Let’s think about three primary ways that an insured might contact you. They may call, email, or text you. When you first met your customers, you gave them a card that had your office number, your cell number, your email (and probably a fax number, too.) You told them to reach out any time they had a question or whenever they needed anything. You remember that conversation, don’t you? Since you actually wrote the policies and cashed the checks, they’ve kind of fallen off your radar.
They call, and you think, “I’ll call them this afternoon, after I pitch this other customer.” You never call. They email their specific question to you and you figure that you’ll have to do some research to properly answer their question, or you think to yourself, “Ugh. Them again. I’ll get to them later.” You never email. Worse, you email them back and tell them that the next time you’re over their way, you’ll stop in and say hi, knowing that you don’t plan to be over that way until February 30th.
Let the carrier just send the renewal out.
You write several different businesses and all of them will get a renewal policy either in the mail, or by email from the carrier. You also know that the renewal bill will be included with that renewal policy so there’s nothing for you to do, right? I mean, there aren’t any changes to the policy. At least, no significant changes. The premium isn’t going up that much.
Meanwhile, your insured, who is calling because their premium did go up and they still don’t understand this sixty-page insurance policy, is waiting for your return call. The way you see it, you did the hard work in getting the policy written all those years ago. They should remember all the stuff you told them, right? I mean it’s not that hard after all. It only took you four tries to pass the licensing exam.
Assume that they’re not shopping because it’s a niche market.

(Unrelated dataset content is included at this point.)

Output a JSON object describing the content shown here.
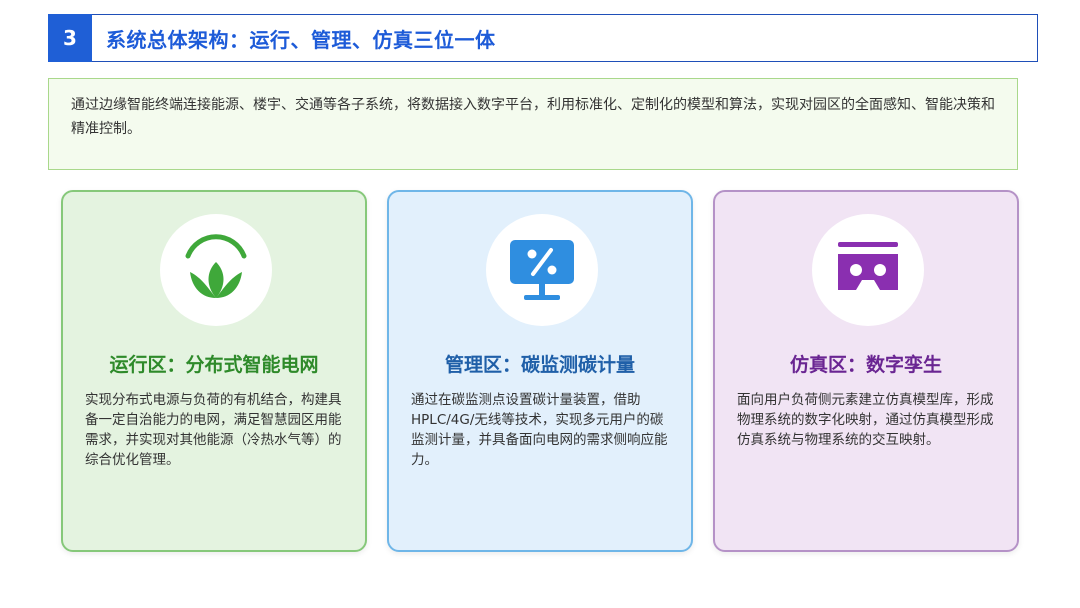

There are only so many carriers that write policies that’ll fit your customer. So there’s almost no way that they are shopping their insurance policies, right? We all know that niche markets all have similar policies. The prices aren’t that different and since there aren’t any appreciable differences, there’s no way they’re shopping.
If this is you, you’re doing it all wrong. All of it. You’re bad at this and should probably find something a little more suited to your skills.
You need to understand that your insured relies on you to help them. They don’t know what is at risk in their business. They don’t have time to read the policy. They assume that since you sold them the policy, everything will be handled and there’s coverage for their business, even if they started the year as a CPA and ended it as a fireworks manufacturer.
You need to be proactive. You need to answer phone calls, emails, and texts. You need to have a conversation about renewals before they get mailed out. You need to be able to explain differences in price, even small ones. You need to ask if they need someone to talk through the policy. Better yet, you need to help them to understand what important risks are covered and what important (or expensive) risks aren’t covered. And why.
If you’ve gotten all the way through this post and you’re actually not doing it wrong, thank you! As an insurance professional, and an insurance consumer (I’m not just an insurance educator, I’m also a client…), I personally thank you. Now, if you know someone that is doing it wrong, please restrain the urge to send them a link to this post. All you’ll do is end your friendship. However, if you’re brave (and a little sure of yourself) you could send a link to this post to your customers and ask them how you’re doing.